The first Wild World Festival was hosted at Jester King Brewery in May 2019 by New York–based sommelier and Texas native Byron Bates. He wanted to celebrate and share wine—specifically wine made with minimal winemaker intervention and without the use of any additives or chemicals. This type of winemaking is much more laborious and risky than its conventional counterpart, and the producers committed to it are typically individuals or mom-and-pop operations. Bates represents a number of them through his import company, Goatboy Selections, and he often visited Jester King when traveling to Austin to sell wine.

“We’d bring winemakers out to taste and visit, and we were always blown away by how similar [Jester King’s] farmhouse ales were to some natural wines, particularly pét-nats,” Bates says. “So we thought it made sense to taste all of these beverages together under the roof of one festival, and Jester King has so much incredibly beautiful land, it just made so much sense [to have it there].”

Wild World Festival
Sampling wine at Wild World.Courtesy of Wild World

After the inaugural Wild World was a success, Bates brought the event to Brooklyn later that year and and again this past fall. He expanded the scope beyond wine and beer, inviting a variety of businesses that utilize spontaneous fermentation, the chemical process that occurs when airborne yeast and bacteria—or the microflora present in the raw materials—inoculate the ferment. The tasting room at the event featured everything from kombucha and mead to shoyu and makgeolli (Korean rice wine).

“It’s become a science fair of sorts; that was a natural progression,” Bates says. “We’ve been inspired by the science and the incredible work of these producers, so we wanted to take it a step further . . . so people think about fermentation and leave with an appreciation for it.”

This weekend (May 14–15), Wild World is happening again at Jester King Brewery, bringing over fifty makers of wine, beer, cider, and kombucha.

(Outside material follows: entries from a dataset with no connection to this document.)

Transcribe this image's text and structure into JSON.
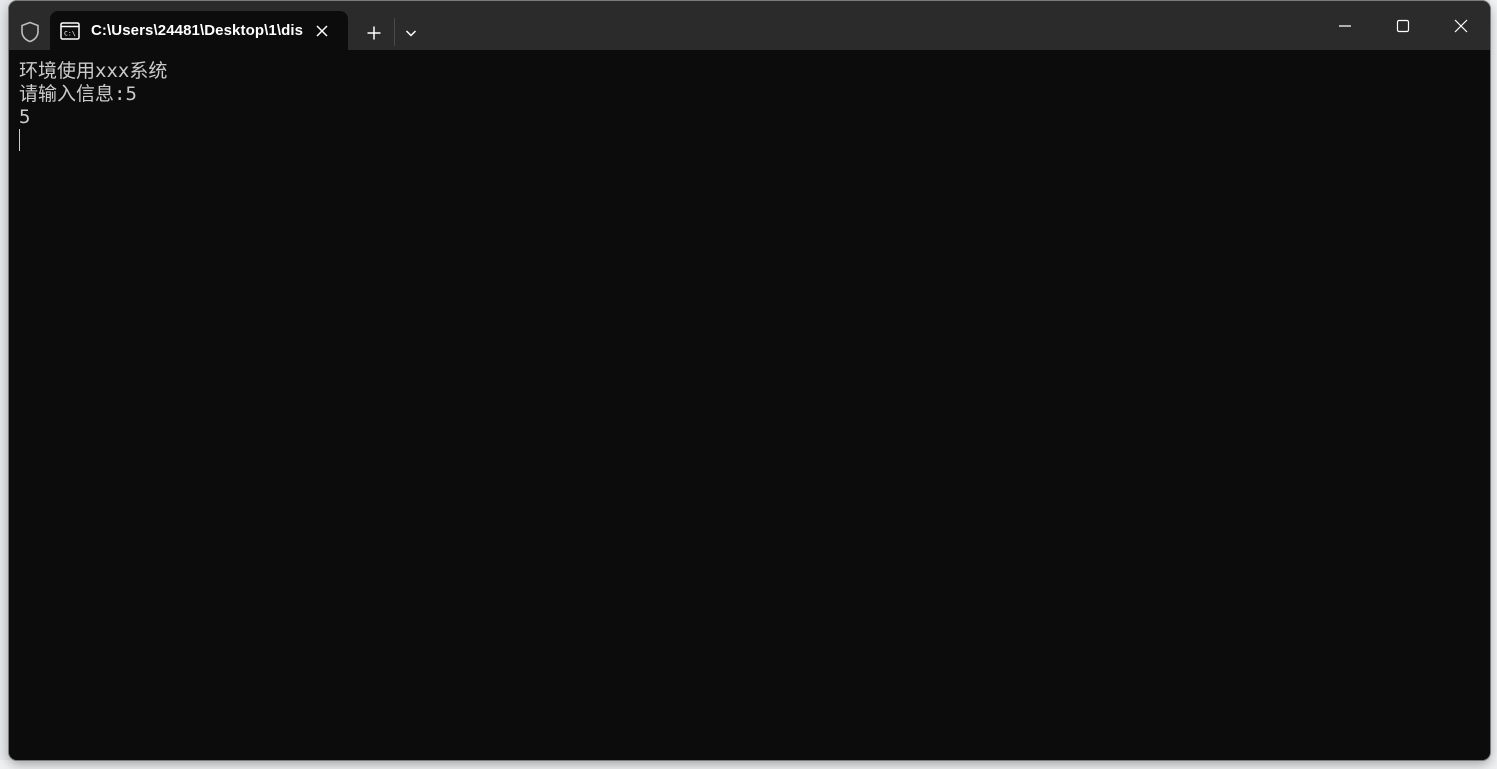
{
  "window": {
    "tab_title": "C:\\Users\\24481\\Desktop\\1\\dis"
  },
  "icons": {
    "shield": "shield-icon",
    "tab": "terminal-icon",
    "tab_close": "close-icon",
    "new_tab": "plus-icon",
    "dropdown": "chevron-down-icon",
    "minimize": "minimize-icon",
    "maximize": "maximize-icon",
    "close": "close-icon"
  },
  "terminal": {
    "lines": [
      "环境使用xxx系统",
      "请输入信息:5",
      "5"
    ]
  },
  "colors": {
    "terminal_bg": "#0c0c0c",
    "titlebar_bg": "#2b2b2b",
    "text": "#cccccc"
  }
}
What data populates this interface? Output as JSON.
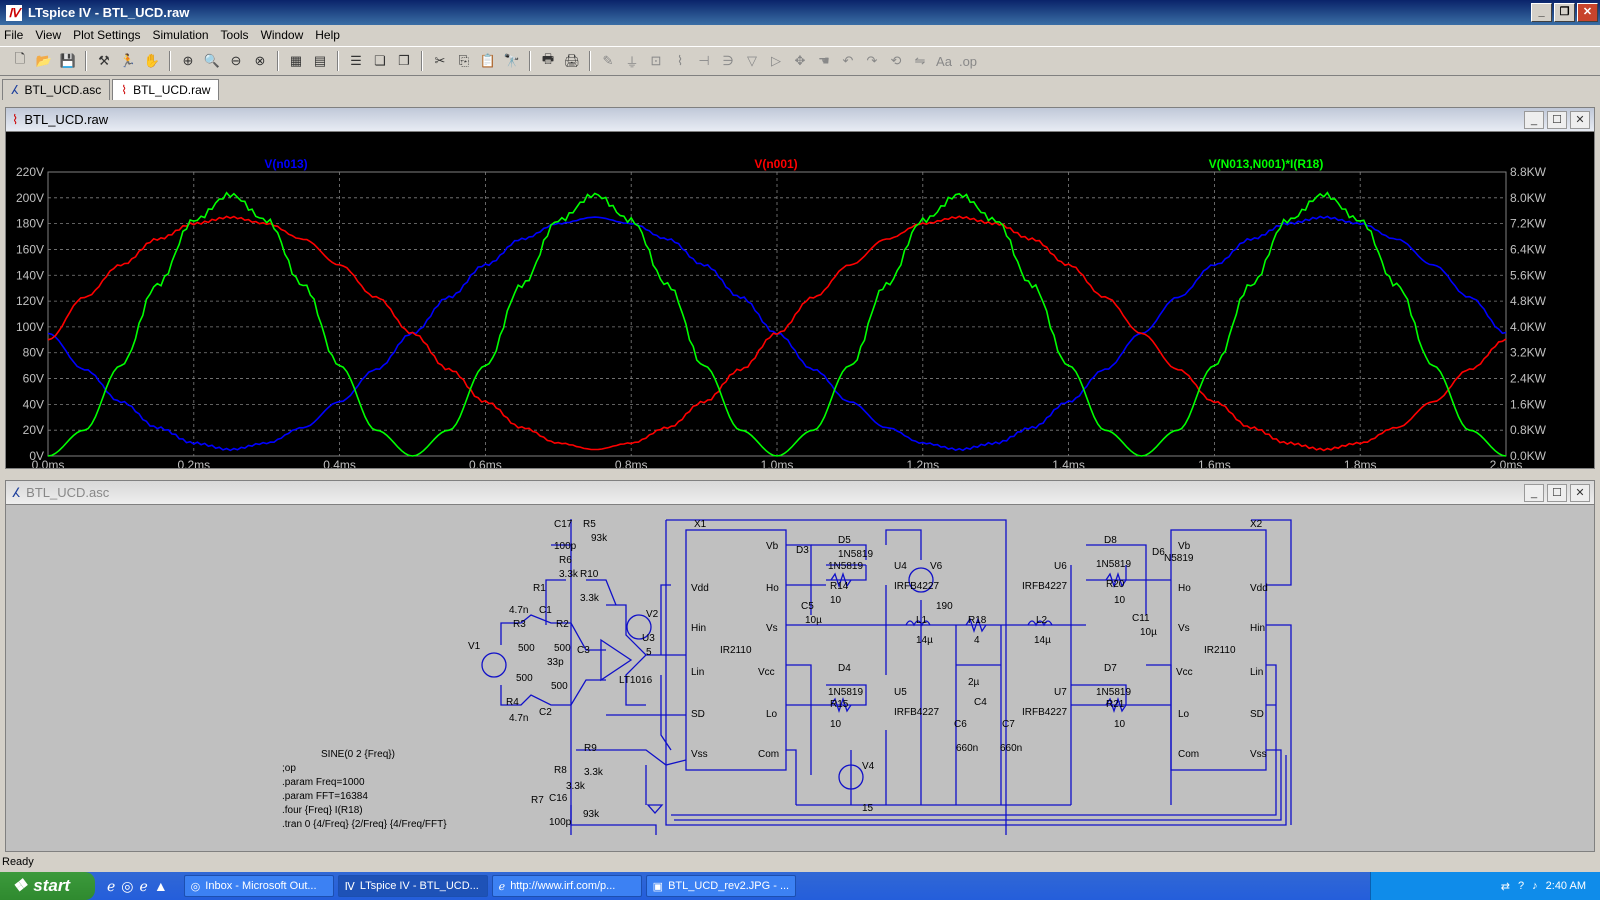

Other highlights include coffee from Figure 8 Coffee Purveyors, oysters from Austin Oyster Co., cheese from OroBianco Italian Creamery, and a special menu from French-Basque chef Iñaki Aizpitarte of Le Chateaubriand in Paris in collaboration with Ben Runkle of Salt & Time and James Brown of Barton Springs Mill.

Wild World has limited tickets (which start at $65) and offers timed entry to ensure an enjoyable experience. Attendees are encouraged to chat with producers in a salon-style tasting pavilion and sit in on panels that dive into brewing, winemaking, fermentation, and the politics behind production.

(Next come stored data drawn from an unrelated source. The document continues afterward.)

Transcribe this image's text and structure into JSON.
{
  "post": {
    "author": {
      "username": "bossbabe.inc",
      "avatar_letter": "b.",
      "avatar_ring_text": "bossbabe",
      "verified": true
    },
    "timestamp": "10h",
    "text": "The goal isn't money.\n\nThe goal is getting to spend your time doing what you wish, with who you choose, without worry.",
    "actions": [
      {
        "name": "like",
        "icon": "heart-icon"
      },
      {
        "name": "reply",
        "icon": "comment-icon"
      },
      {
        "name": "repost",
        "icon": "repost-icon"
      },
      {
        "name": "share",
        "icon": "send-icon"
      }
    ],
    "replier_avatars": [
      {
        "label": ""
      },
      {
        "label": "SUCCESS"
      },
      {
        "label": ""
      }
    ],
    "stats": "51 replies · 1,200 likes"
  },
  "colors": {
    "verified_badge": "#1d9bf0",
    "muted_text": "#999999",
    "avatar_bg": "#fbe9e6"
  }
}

“As natural wine becomes more popular, fashionable, or even polarizing, it’s made us more determined to be science-focused and dispel myths and anecdotal science,” Bates says. This year’s panel programming features French engineer turned winemaker Éric Texier, cold-climate winemaker Erin Rasmussen, Emmer & Rye larder manager Alfred Francese, and Raphael Lyon, creator of New York City’s first meadery.

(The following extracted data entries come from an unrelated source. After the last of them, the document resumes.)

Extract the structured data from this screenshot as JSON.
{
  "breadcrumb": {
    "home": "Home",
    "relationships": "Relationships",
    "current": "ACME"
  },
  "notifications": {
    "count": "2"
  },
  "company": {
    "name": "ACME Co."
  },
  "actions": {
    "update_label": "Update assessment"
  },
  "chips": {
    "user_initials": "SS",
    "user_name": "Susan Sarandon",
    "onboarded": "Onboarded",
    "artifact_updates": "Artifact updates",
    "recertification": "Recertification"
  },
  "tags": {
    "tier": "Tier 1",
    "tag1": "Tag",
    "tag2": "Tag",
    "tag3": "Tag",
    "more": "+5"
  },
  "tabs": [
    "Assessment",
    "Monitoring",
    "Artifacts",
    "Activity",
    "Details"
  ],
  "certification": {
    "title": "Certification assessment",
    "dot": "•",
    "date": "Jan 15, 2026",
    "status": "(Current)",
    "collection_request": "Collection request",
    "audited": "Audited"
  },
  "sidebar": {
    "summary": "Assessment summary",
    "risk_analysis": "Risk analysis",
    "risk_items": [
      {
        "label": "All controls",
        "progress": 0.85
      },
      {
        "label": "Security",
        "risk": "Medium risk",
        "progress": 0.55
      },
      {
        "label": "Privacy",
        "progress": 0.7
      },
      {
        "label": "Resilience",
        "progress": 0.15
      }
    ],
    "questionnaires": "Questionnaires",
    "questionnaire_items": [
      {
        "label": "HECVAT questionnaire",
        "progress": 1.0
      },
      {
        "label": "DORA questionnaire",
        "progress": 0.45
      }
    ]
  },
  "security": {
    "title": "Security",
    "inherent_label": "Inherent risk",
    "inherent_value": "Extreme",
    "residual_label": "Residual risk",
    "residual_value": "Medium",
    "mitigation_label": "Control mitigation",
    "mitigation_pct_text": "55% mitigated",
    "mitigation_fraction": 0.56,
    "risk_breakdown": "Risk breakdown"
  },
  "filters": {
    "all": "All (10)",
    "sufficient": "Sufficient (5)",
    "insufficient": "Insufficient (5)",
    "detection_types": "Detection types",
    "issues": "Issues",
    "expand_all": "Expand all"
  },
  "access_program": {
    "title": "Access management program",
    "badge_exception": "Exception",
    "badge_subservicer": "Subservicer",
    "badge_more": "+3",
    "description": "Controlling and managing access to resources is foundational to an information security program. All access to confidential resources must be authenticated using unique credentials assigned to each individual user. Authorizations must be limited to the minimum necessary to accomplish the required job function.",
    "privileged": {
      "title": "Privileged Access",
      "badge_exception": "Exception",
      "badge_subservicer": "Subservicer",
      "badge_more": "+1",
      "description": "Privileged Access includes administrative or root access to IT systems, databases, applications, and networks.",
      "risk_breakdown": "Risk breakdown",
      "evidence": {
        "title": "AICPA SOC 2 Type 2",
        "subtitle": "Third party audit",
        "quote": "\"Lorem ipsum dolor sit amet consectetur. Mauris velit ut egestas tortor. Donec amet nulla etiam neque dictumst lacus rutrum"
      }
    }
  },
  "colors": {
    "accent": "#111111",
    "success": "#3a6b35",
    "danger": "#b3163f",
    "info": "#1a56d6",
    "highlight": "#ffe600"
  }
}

Participating Texas producers include Way Out Kombucha (San Antonio) and Roughhouse Brewing (San Marcos), Alta Marfa, the Austin Winery, Soto Vino (San Antonio/Austin), Southold Farm and Cellar (Fredericksburg), Decant Urban Winery (Houston), William Chris Vineyards (Hye), and Summer Revival Wine Co. (Dripping Springs).

“Wild World is our favorite event of the year,” says Ross McLauchlan, cofounder of the Austin Winery. “Most everybody is genuinely interested in wine, hearing about the unique challenges we all face, and celebrating what’s in the glass . . . I hope that it pulls back the cover of buzzwords and speaks to the nuance and individuality of each winemaker. There is a whole world of wine within ‘natural wine,’ just like any other segment, and I hope it increases the general wine IQ of consumers and helps them identify what styles and grapes they really love.”